The parameter 75 represents the initial number of cells. This means that at x = 0 (the starting point), there are 75 cells.
The parameter 2 represents the factor by which the number of cells doubles every minute. Each time the value of x increases by 1, the number of cells doubles. Therefore, the number of cells at x = 1 is 75 * 2, the number of cells at x = 2 is 75 * 2 * 2, and so on.
Therefore, the correct answer is A) The 75 is the initial number of cells, and the 2 indicates that the number of cells doubles every minute.
4) To estimate the number of bacteria after 100 hours using the formula A = P0 · 1.02^t, we need to substitute the given values into the formula.
P0 represents the initial population, which is given as 200 bacteria.
t represents the time, which is 100 hours in this case.

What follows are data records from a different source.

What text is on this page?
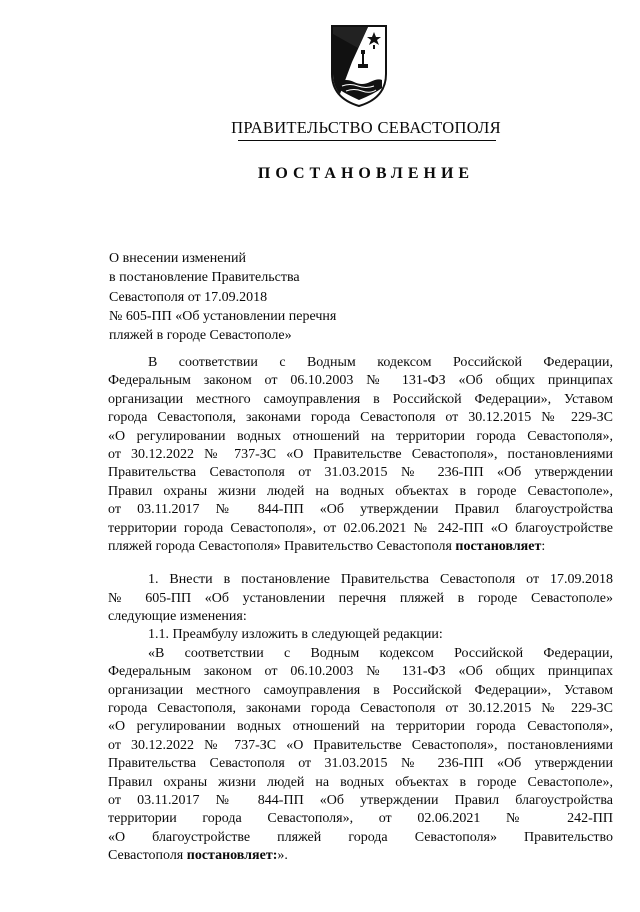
ПРАВИТЕЛЬСТВО СЕВАСТОПОЛЯ
ПОСТАНОВЛЕНИЕ
О внесении изменений
в постановление Правительства
Севастополя от 17.09.2018
№ 605-ПП «Об установлении перечня
пляжей в городе Севастополе»
В соответствии с Водным кодексом Российской Федерации,
Федеральным законом от 06.10.2003 № 131-ФЗ «Об общих принципах
организации местного самоуправления в Российской Федерации», Уставом
города Севастополя, законами города Севастополя от 30.12.2015 № 229-ЗС
«О регулировании водных отношений на территории города Севастополя»,
от 30.12.2022 № 737-ЗС «О Правительстве Севастополя», постановлениями
Правительства Севастополя от 31.03.2015 № 236-ПП «Об утверждении
Правил охраны жизни людей на водных объектах в городе Севастополе»,
от 03.11.2017 № 844-ПП «Об утверждении Правил благоустройства
территории города Севастополя», от 02.06.2021 № 242-ПП «О благоустройстве
пляжей города Севастополя» Правительство Севастополя постановляет:
1. Внести в постановление Правительства Севастополя от 17.09.2018
№ 605-ПП «Об установлении перечня пляжей в городе Севастополе»
следующие изменения:
1.1. Преамбулу изложить в следующей редакции:
«В соответствии с Водным кодексом Российской Федерации,
Федеральным законом от 06.10.2003 № 131-ФЗ «Об общих принципах
организации местного самоуправления в Российской Федерации», Уставом
города Севастополя, законами города Севастополя от 30.12.2015 № 229-ЗС
«О регулировании водных отношений на территории города Севастополя»,
от 30.12.2022 № 737-ЗС «О Правительстве Севастополя», постановлениями
Правительства Севастополя от 31.03.2015 № 236-ПП «Об утверждении
Правил охраны жизни людей на водных объектах в городе Севастополе»,
от 03.11.2017 № 844-ПП «Об утверждении Правил благоустройства
территории города Севастополя», от 02.06.2021 № 242-ПП
«О благоустройстве пляжей города Севастополя» Правительство
Севастополя постановляет:».
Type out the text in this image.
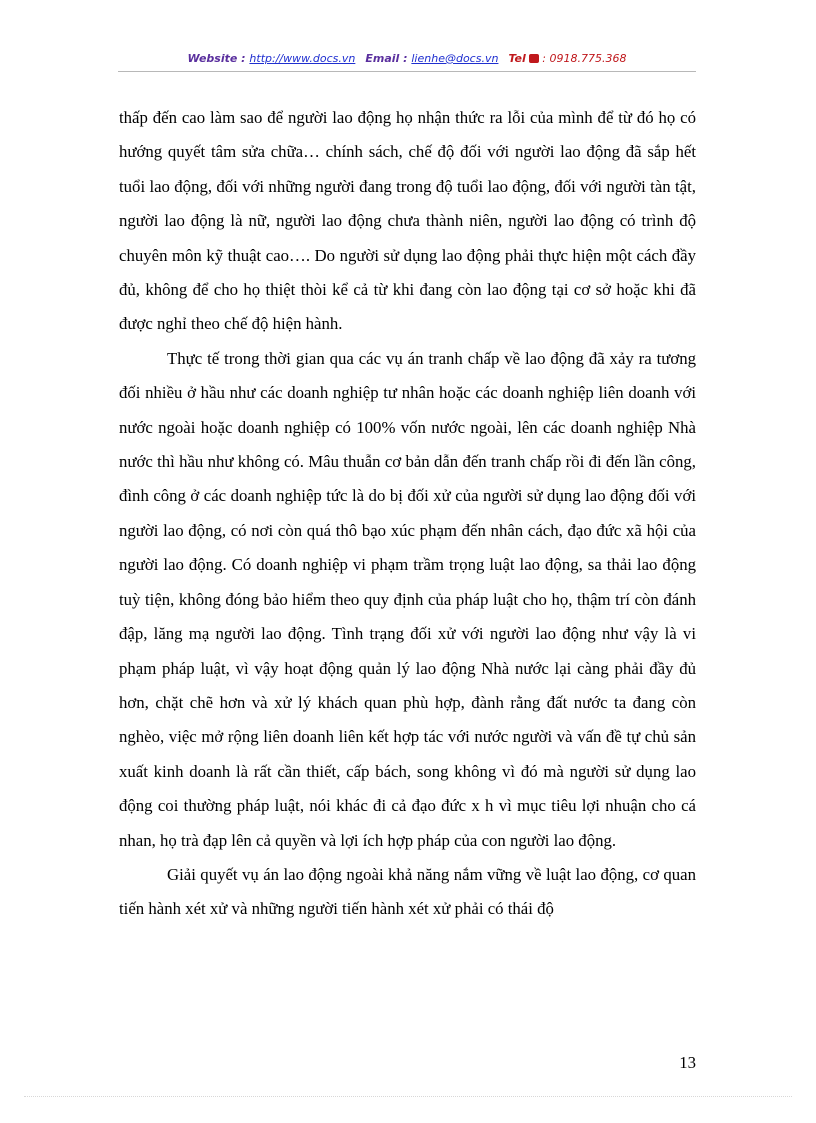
Website : http://www.docs.vn Email : lienhe@docs.vn Tel : 0918.775.368

thấp đến cao làm sao để người lao động họ nhận thức ra lỗi của mình để từ đó họ có hướng quyết tâm sửa chữa… chính sách, chế độ đối với người lao động đã sắp hết tuổi lao động, đối với những người đang trong độ tuổi lao động, đối với người tàn tật, người lao động là nữ, người lao động chưa thành niên, người lao động có trình độ chuyên môn kỹ thuật cao…. Do người sử dụng lao động phải thực hiện một cách đầy đủ, không để cho họ thiệt thòi kể cả từ khi đang còn lao động tại cơ sở hoặc khi đã được nghỉ theo chế độ hiện hành.

Thực tế trong thời gian qua các vụ án tranh chấp về lao động đã xảy ra tương đối nhiều ở hầu như các doanh nghiệp tư nhân hoặc các doanh nghiệp liên doanh với nước ngoài hoặc doanh nghiệp có 100% vốn nước ngoài, lên các doanh nghiệp Nhà nước thì hầu như không có. Mâu thuẫn cơ bản dẫn đến tranh chấp rồi đi đến lần công, đình công ở các doanh nghiệp tức là do bị đối xử của người sử dụng lao động đối với người lao động, có nơi còn quá thô bạo xúc phạm đến nhân cách, đạo đức xã hội của người lao động. Có doanh nghiệp vi phạm trầm trọng luật lao động, sa thải lao động tuỳ tiện, không đóng bảo hiểm theo quy định của pháp luật cho họ, thậm trí còn đánh đập, lăng mạ người lao động. Tình trạng đối xử với người lao động như vậy là vi phạm pháp luật, vì vậy hoạt động quản lý lao động Nhà nước lại càng phải đầy đủ hơn, chặt chẽ hơn và xử lý khách quan phù hợp, đành rằng đất nước ta đang còn nghèo, việc mở rộng liên doanh liên kết hợp tác với nước người và vấn đề tự chủ sản xuất kinh doanh là rất cần thiết, cấp bách, song không vì đó mà người sử dụng lao động coi thường pháp luật, nói khác đi cả đạo đức x h vì mục tiêu lợi nhuận cho cá nhan, họ trà đạp lên cả quyền và lợi ích hợp pháp của con người lao động.

Giải quyết vụ án lao động ngoài khả năng nắm vững về luật lao động, cơ quan tiến hành xét xử và những người tiến hành xét xử phải có thái độ

13
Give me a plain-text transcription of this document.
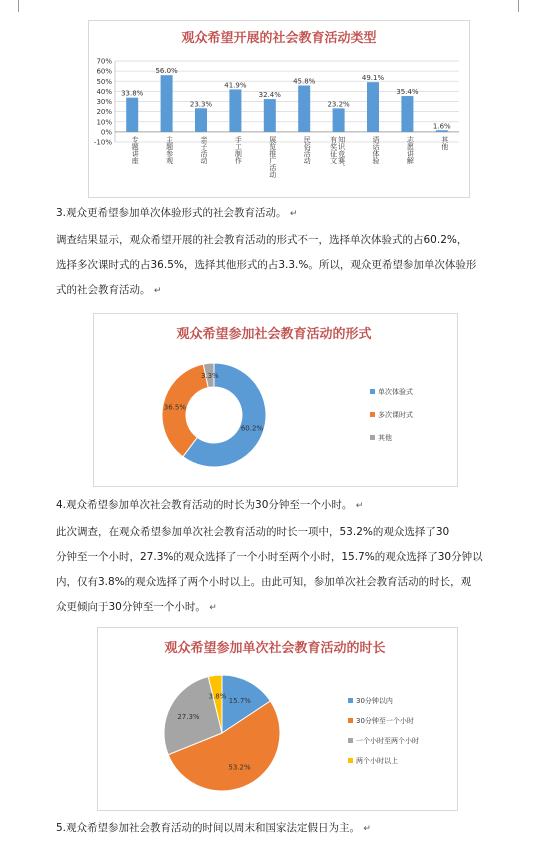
观众希望开展的社会教育活动类型
-10%
0%
10%
20%
30%
40%
50%
60%
70%
33.8%
专题讲座
56.0%
主题参观
23.3%
亲子活动
41.9%
手工制作
32.4%
展览推广活动
45.8%
民俗活动
23.2%
知识竞赛、
有奖征文
49.1%
语话体验
35.4%
志愿讲解
1.6%
其他
3.观众更希望参加单次体验形式的社会教育活动。 ↵
调查结果显示，观众希望开展的社会教育活动的形式不一，选择单次体验式的占60.2%，
选择多次课时式的占36.5%，选择其他形式的占3.3.%。所以，观众更希望参加单次体验形
式的社会教育活动。 ↵
观众希望参加社会教育活动的形式
60.2%
36.5%
3.3%
单次体验式
多次课时式
其他
4.观众希望参加单次社会教育活动的时长为30分钟至一个小时。 ↵
此次调查，在观众希望参加单次社会教育活动的时长一项中，53.2%的观众选择了30
分钟至一个小时，27.3%的观众选择了一个小时至两个小时，15.7%的观众选择了30分钟以
内，仅有3.8%的观众选择了两个小时以上。由此可知，参加单次社会教育活动的时长，观
众更倾向于30分钟至一个小时。 ↵
观众希望参加单次社会教育活动的时长
15.7%
53.2%
27.3%
3.8%
30分钟以内
30分钟至一个小时
一个小时至两个小时
两个小时以上
5.观众希望参加社会教育活动的时间以周末和国家法定假日为主。 ↵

Plugging these values into the formula, we get:
A = 200 · 1.02^100
Calculating this expression gives us approximately 297.18.

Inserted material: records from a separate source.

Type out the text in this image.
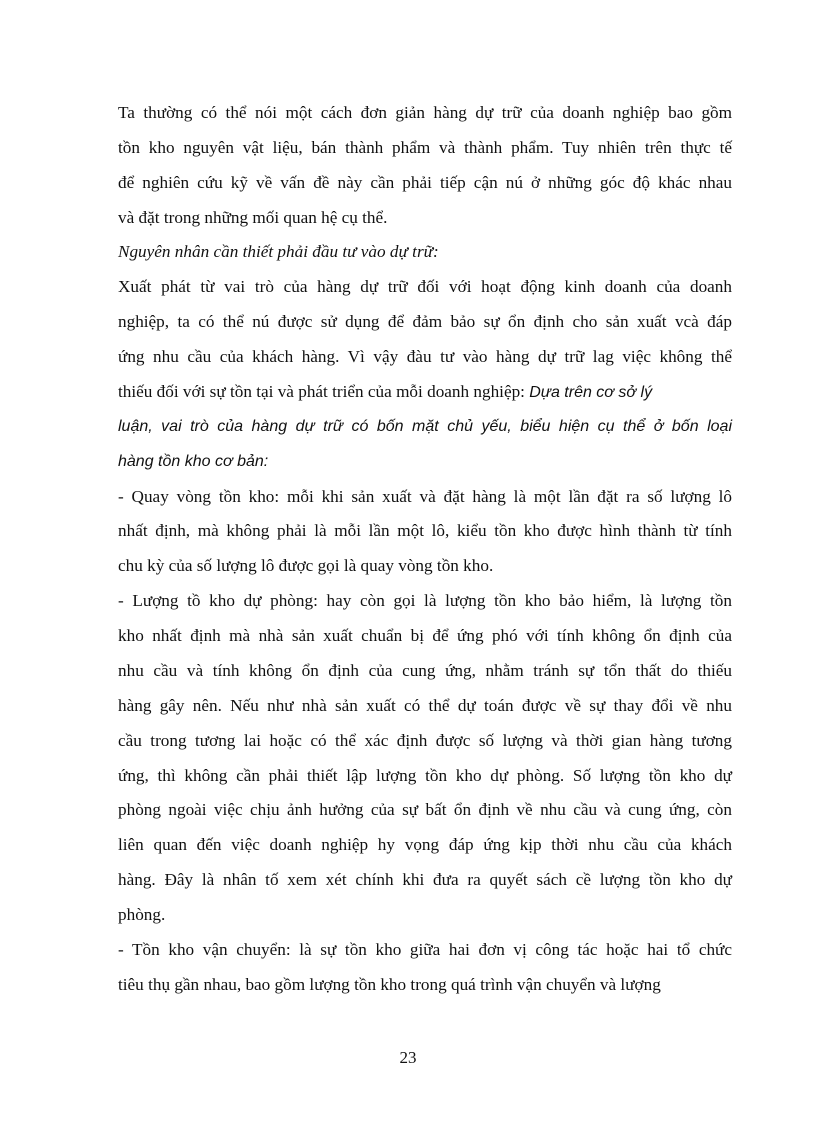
Ta thường có thể nói một cách đơn giản hàng dự trữ của doanh nghiệp bao gồm
tồn kho nguyên vật liệu, bán thành phẩm và thành phẩm. Tuy nhiên trên thực tế
để nghiên cứu kỹ về vấn đề này cần phải tiếp cận nú ở những góc độ khác nhau
và đặt trong những mối quan hệ cụ thể.
Nguyên nhân cần thiết phải đầu tư vào dự trữ:
Xuất phát từ vai trò của hàng dự trữ đối với hoạt động kinh doanh của doanh
nghiệp, ta có thể nú được sử dụng để đảm bảo sự ổn định cho sản xuất vcà đáp
ứng nhu cầu của khách hàng. Vì vậy đàu tư vào hàng dự trữ lag việc không thể
thiếu đối với sự tồn tại và phát triển của mỗi doanh nghiệp: Dựa trên cơ sở lý
luận, vai trò của hàng dự trữ có bốn mặt chủ yếu, biểu hiện cụ thể ở bốn loại
hàng tồn kho cơ bản:
- Quay vòng tồn kho: mỗi khi sản xuất và đặt hàng là một lần đặt ra số lượng lô
nhất định, mà không phải là mỗi lần một lô, kiểu tồn kho được hình thành từ tính
chu kỳ của số lượng lô được gọi là quay vòng tồn kho.
- Lượng tồ kho dự phòng: hay còn gọi là lượng tồn kho bảo hiểm, là lượng tồn
kho nhất định mà nhà sản xuất chuẩn bị để ứng phó với tính không ổn định của
nhu cầu và tính không ổn định của cung ứng, nhằm tránh sự tổn thất do thiếu
hàng gây nên. Nếu như nhà sản xuất có thể dự toán được về sự thay đổi về nhu
cầu trong tương lai hoặc có thể xác định được số lượng và thời gian hàng tương
ứng, thì không cần phải thiết lập lượng tồn kho dự phòng. Số lượng tồn kho dự
phòng ngoài việc chịu ảnh hưởng của sự bất ổn định về nhu cầu và cung ứng, còn
liên quan đến việc doanh nghiệp hy vọng đáp ứng kịp thời nhu cầu của khách
hàng. Đây là nhân tố xem xét chính khi đưa ra quyết sách cề lượng tồn kho dự
phòng.
- Tồn kho vận chuyển: là sự tồn kho giữa hai đơn vị công tác hoặc hai tổ chức
tiêu thụ gần nhau, bao gồm lượng tồn kho trong quá trình vận chuyển và lượng
23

Therefore, the correct answer is B) 297.
A homework dump? Booo! Still, I'll try to get you started on these, just 'cause I'm feeling generous right now.
#1. as x grows by 2, 3*5^x grows by a factor of 5^2
#3. 24 = 8*3, so it triples 3 times, right?
#4. initial value is when x=0. 2^0 = 1...
#5. just plug in t=100
#6. f(x-h) shifts the graph to the right by h
#7. none of the above. That pesky +4 messes up the ratios
#8. well, you keep multiplying by 3 for each successive term. What does this whole set of exercises deal with?
#10. (1/3)^x gets smaller and smaller, since you keep multiplying by a number less than 1. It is like the left side of the graph of 3^x
#11. 4x^0 y^-2 z^3/4x = (4*1*z^3)/(y^2*4x) = ...
#12,13. no idea -- no graph
#14. well, you keep multiplying by 1/2, right?